Sherry Boston getting off the case is helpful to the extent that it does draw attention to the fact that Attorney General Carr is proceeding with prosecution in a manner that is not becoming of a respectful prosecutor. But it’s also disappointing, because she may have been the one voice of reason to prevent this overreach by the state. 

My view of this movement was always that it was fairly decentralized, and it didn’t really fit this narrative of a vast conspiracy. What does the state have to prove? What’s the test in terms of proving that this is a RICO case and there is a conspiracy afoot? 

It’s an interesting question. When I was actively practicing, RICO cases weren’t very common. The Atlanta public school case was probably the most notable one. It was, as far as I could tell, the only one that really existed prior to the last few years, where prosecutors all over the state have gotten to a point where everything is a RICO. 

I think what’s important for people to know is that evidence of a common scheme, an intentional collaboration and criminal activity, is what should be required … The movement has been kind of an amorphous, organic engagement of people who come together for a rally here, or a direct action there. But, beyond safety planning to make sure that people know how to get in touch with loved ones if they get arrested, I’m not aware of anything that connects people who were just in attendance at certain actions, to the more ominous things that are being alleged.

I do believe it’s going to be extremely hard [for the prosecution]. They created a formal name for the movement [“Defend the Atlanta Forest”] that nobody has ever used, it’s a Twitter account name. It’s a really odd and creative way of trying to infer the existence of an organization when nothing ever has in fact been organized, beyond the referendum efforts, which, of course, are prescribed by law.

For those who are outside of Atlanta and Georgia, what do you think are the larger issues that this case raises about protests, and movements for racial justice and police accountability?

I think that this is a testing ground for prosecutors all across the country, it’s like a how-to for quelling and squashing movement, squashing dissent. So I think the stakes are incredibly high. If the state was to have a level of success, it means that movement-builders and organizers across the country are under threat. 
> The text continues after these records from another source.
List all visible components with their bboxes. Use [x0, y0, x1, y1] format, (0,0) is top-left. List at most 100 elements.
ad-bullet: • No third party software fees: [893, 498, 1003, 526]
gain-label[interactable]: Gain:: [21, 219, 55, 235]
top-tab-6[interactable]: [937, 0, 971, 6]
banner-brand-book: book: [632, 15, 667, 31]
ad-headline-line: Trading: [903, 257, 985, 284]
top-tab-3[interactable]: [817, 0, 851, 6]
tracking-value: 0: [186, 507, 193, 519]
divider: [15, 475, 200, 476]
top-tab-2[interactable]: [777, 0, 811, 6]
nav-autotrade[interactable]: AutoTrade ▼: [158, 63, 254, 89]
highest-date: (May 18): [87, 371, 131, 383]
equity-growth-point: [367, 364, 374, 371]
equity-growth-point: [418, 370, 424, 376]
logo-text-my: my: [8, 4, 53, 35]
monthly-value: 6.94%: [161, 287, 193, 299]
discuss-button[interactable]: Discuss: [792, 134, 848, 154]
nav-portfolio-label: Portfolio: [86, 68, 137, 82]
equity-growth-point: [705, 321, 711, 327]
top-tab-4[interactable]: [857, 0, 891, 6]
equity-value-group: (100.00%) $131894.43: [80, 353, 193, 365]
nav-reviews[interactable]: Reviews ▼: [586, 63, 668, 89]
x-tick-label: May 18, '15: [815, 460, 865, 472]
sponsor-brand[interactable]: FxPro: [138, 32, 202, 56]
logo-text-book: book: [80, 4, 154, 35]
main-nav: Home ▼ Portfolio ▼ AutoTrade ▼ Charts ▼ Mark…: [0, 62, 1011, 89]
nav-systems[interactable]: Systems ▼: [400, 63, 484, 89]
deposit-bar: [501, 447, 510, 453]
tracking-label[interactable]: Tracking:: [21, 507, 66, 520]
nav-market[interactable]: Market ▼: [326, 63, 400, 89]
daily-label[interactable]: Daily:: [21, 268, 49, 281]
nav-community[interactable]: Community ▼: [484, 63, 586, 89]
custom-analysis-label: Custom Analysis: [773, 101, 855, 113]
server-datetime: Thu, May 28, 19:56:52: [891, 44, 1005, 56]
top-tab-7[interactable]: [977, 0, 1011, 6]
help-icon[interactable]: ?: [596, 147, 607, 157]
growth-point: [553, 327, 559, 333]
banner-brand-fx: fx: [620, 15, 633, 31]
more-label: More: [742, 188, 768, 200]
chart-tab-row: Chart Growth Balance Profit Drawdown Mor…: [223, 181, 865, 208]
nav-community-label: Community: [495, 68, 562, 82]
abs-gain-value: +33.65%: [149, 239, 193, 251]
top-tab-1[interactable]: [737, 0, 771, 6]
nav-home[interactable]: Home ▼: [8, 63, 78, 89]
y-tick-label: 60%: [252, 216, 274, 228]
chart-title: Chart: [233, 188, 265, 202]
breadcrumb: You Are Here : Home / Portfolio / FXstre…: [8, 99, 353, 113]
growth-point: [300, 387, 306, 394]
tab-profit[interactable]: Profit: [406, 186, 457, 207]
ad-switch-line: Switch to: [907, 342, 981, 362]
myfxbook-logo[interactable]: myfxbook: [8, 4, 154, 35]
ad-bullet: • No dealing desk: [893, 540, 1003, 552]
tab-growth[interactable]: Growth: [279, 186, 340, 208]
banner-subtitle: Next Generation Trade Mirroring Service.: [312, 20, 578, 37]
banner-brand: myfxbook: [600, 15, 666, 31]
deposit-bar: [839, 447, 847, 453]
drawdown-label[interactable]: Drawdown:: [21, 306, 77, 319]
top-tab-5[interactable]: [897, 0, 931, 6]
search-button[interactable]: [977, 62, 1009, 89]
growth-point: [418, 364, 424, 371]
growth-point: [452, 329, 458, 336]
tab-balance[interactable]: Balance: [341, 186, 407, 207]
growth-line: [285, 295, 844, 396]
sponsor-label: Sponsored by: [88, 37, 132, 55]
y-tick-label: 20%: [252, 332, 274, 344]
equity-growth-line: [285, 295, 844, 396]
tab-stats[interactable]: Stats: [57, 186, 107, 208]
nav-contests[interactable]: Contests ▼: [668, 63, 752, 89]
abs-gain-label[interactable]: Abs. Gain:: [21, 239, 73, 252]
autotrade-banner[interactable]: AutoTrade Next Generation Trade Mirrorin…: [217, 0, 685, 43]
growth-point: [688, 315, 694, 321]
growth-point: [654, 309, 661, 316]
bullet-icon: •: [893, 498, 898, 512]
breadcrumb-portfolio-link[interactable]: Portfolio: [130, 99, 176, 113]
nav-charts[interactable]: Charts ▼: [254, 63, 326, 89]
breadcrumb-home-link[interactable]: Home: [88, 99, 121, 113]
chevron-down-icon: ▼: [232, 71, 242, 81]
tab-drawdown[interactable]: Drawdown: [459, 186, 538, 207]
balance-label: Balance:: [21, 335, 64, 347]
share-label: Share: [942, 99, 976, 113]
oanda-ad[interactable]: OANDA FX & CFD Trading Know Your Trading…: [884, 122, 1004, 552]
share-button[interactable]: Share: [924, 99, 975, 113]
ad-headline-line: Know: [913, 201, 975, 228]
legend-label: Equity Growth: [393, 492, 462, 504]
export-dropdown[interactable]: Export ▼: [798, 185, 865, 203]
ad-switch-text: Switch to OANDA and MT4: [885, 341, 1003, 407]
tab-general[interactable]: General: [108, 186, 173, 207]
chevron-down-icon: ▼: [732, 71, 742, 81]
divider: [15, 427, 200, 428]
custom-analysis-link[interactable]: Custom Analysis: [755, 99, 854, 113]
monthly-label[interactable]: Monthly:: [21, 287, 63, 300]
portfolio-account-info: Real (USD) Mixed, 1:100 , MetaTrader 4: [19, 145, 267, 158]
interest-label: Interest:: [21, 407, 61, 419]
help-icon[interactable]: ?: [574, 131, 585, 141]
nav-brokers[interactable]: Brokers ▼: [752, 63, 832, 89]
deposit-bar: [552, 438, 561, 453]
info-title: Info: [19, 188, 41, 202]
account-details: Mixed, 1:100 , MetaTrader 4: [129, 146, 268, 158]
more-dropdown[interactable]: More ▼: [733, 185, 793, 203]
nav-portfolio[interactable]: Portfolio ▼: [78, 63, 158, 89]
It means the myriad ways that we have used to build community and create support will be in danger. They will essentially be saying that, if you have a thousand people at an event, and one person does something over here, then you’re creating a legal basis for implicating everyone who was there. The state is trying to make the argument that everyone should be able to be punished regardless of their personal actions; they’re criminalizing their presence. It [could have] large, broad impact for activists and organizations and supporters of all kinds of movements, all over the country.

As it pertains to policing specifically, this is another feather in the cap of the concept of the police state … Police have justifiably and rightfully been under great criticism for at least a decade now. There was a time when police violence would occur, you may see a news story about it, but there was never anything sustained. That’s changed. … If we are essentially criminalizing criticism of police officers, I think that it could make life more dangerous for the poor and Black people and Latinx people and other people of color, who most frequently are the ones who fall victim to the tactics of policing.